Artist Domi Doolamai was raised in Northern Queensland and travelled around the state before moving to Toowoomba towards the end of last year. There he has now opened his own gallery, Doolamai Designs in Taylor Street, Toowoomba with his daughter, Cara Green.
The pair are extremely excited to be embarking on this new adventure together. The name Doolamai is a Kalkadoon name meaning ‘thunder’. It was given to Domi when he was young by his grandmother, due to his noisy ‘thunder’ ways as a child. Having indigenous family members living in the Toowoomba region for 30 years, their link to the town is truly strong and beautiful, Green said.

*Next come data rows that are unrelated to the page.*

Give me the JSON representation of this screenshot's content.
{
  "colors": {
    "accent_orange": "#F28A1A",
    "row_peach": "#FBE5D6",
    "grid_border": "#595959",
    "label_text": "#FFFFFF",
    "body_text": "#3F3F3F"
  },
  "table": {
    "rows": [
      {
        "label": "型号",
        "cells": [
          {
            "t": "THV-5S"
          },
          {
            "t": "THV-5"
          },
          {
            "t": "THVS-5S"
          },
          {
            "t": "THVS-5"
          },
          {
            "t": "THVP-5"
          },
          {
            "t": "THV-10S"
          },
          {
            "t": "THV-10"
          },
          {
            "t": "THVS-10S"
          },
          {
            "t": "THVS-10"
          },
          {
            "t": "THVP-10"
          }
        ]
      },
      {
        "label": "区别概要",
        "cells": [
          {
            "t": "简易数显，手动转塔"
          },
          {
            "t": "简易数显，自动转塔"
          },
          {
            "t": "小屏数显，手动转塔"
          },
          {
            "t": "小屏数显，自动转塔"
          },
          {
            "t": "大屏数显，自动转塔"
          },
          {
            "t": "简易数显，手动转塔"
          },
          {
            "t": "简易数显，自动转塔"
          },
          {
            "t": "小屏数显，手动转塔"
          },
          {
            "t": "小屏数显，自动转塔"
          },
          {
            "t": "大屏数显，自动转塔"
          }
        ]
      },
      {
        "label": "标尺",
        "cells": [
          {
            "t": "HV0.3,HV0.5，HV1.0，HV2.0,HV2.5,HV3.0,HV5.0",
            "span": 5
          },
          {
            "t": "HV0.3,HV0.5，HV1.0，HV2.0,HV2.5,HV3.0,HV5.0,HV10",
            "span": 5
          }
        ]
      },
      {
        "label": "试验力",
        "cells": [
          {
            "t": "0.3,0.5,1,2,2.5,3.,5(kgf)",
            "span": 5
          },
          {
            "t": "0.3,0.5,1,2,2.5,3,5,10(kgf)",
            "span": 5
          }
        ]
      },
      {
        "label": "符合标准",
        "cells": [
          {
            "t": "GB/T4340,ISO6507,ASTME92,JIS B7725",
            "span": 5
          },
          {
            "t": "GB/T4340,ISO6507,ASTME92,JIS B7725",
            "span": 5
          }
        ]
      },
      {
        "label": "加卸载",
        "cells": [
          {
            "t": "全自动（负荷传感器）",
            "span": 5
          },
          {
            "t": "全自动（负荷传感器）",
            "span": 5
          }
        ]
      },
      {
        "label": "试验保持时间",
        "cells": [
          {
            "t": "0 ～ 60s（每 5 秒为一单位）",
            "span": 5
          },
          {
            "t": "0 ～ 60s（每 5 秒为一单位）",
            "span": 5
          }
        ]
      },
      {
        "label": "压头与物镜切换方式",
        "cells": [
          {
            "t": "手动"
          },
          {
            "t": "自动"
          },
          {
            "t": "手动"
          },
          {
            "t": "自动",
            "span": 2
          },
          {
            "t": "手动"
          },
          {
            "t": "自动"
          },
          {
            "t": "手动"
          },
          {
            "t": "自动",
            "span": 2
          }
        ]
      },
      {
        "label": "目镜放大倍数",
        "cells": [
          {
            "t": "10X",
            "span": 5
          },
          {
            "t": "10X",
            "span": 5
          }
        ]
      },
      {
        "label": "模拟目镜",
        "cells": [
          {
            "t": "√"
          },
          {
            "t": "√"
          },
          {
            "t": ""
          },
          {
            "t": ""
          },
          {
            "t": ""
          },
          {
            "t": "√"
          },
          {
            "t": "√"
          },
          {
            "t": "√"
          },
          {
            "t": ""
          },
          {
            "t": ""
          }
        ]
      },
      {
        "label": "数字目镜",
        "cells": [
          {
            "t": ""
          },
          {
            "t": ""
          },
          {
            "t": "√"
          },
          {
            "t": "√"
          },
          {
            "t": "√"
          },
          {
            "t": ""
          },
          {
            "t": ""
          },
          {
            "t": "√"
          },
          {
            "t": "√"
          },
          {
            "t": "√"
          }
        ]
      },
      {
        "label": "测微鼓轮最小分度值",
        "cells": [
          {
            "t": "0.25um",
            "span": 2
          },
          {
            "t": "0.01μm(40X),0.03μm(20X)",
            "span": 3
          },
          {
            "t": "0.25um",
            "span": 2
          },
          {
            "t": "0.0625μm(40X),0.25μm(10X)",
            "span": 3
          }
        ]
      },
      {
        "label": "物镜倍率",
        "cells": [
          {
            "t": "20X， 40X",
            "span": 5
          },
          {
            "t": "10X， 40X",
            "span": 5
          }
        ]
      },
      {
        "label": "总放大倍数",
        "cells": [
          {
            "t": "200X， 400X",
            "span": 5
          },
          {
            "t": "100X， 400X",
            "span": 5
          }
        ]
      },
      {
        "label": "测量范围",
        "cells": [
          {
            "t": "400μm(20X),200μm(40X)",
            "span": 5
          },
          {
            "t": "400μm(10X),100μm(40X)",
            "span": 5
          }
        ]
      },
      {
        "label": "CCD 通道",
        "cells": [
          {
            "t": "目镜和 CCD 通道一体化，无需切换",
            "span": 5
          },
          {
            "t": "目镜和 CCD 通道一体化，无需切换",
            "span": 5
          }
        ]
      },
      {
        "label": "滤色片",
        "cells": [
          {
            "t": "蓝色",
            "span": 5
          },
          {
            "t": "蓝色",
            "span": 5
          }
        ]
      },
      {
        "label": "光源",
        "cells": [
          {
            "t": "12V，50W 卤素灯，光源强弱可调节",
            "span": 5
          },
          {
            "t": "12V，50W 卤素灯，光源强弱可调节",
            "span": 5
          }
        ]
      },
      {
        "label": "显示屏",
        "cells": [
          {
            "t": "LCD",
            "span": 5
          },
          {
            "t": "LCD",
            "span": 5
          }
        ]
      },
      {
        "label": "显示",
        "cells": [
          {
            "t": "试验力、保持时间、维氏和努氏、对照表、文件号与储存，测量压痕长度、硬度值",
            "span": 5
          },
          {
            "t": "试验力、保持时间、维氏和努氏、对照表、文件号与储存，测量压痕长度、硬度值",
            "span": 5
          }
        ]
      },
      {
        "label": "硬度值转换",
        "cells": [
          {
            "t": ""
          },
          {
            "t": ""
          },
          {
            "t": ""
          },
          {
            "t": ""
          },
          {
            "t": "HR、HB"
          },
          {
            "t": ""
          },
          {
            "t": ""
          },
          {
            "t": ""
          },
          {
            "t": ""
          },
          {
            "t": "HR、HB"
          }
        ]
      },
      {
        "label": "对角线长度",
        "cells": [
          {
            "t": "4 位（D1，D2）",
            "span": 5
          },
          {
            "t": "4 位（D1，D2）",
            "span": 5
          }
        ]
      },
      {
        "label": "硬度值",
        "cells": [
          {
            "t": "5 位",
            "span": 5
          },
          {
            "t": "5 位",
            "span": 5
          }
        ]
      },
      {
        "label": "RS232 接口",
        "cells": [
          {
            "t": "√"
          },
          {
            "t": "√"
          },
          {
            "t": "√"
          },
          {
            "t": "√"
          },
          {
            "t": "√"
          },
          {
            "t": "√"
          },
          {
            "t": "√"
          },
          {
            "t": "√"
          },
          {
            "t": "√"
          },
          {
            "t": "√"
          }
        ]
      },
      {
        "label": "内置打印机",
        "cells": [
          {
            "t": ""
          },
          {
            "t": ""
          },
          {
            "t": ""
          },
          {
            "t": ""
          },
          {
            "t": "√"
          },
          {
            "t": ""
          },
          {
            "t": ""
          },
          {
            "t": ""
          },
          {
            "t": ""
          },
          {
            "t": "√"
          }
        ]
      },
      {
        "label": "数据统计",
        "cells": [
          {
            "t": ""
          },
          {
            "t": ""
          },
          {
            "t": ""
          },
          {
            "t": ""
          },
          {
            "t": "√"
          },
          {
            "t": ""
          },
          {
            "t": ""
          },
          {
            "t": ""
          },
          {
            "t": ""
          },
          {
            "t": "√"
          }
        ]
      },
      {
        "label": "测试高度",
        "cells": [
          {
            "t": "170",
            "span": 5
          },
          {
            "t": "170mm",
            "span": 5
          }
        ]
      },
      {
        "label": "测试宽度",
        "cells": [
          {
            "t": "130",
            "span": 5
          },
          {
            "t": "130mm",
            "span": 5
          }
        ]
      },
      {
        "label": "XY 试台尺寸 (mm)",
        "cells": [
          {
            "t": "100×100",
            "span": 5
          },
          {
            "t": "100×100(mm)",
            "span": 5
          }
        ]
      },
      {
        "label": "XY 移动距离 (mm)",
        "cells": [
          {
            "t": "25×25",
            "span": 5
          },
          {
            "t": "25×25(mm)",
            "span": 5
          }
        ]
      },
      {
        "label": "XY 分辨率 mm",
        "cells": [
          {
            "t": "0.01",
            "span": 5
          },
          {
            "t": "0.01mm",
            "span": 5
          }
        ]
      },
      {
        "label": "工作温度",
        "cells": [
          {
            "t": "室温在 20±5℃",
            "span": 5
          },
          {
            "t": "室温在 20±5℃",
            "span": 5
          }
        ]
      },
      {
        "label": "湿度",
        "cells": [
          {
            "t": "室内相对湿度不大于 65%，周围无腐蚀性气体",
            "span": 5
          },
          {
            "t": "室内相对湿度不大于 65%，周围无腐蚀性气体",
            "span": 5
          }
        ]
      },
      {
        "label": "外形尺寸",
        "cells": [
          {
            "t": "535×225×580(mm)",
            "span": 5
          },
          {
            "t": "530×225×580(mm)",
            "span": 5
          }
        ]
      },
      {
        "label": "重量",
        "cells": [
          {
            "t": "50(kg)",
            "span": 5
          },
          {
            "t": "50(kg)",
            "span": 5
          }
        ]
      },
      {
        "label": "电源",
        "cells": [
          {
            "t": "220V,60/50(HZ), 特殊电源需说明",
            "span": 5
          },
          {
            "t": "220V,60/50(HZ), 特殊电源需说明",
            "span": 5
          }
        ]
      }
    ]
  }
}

The family says moving to Toowoomba has been the best decision because it is serene, friendly and full of so much history. “My father, Domi, has always considered Toowoomba home in his heart. He wanted to be closer to his family and to have the opportunity to watch his grandchildren grow up,” Green said. The father-daughter duo always had the idea of opening a small gallery and Domi’s move to Toowoomba made that possible for them.
Painting for 27 years now, Doolamai enjoys expressing himself through his artwork, which he can now showcase at his gallery. “Artists who have influenced my father are those indigenous artists who break the normal views of indigenous art. My father is revolutionary in his style. He is breaking that traditional style, wanting the viewer of his art to experience the dreaming and the story being told,” Green said. “This may involve spirit faces, especially Baiami, the great spirit or animals, birds or dancers. As well out of respect to his maternal grandmother, a Kalkadoon woman, the butterfly appears in every painting as it is the totem of her people. She is his greatest influence. Her wisdom and direction has created his style of indigenous art.”
Doolamai was never purely an artist; he is also a university graduate. “My father has spent many years building an academic portfolio for himself. From gaining a Bachelor of Social Science Degree (Social Welfare) through James Cook University in North Queensland to majoring in Australian Cultural History. But he has always had a love for his culture and sharing Indigenous art with the world. He has tutored many and taught them techniques in the way of Indigenous art. The biggest and greatest achievement to date has been opening the gallery with myself because it is not just a place to display his artwork, it is a place that everyone can come and experience Aboriginal dreaming and culture together,” Green said.
Each artwork seen at Doolamai Designs has a deeper meaning, as it is accompanied with a traditional story explaining the meaning of its dreamtime story. “My father wants all to enjoy his artworks. In my father’s language ‘Marangu Goochu’ which translates to “Come my friend, you are welcome here”. That is the motto at Doolamai Designs — “Everyone is welcome. We look forward to seeing you. Come and join us on our journey, we will walk together.”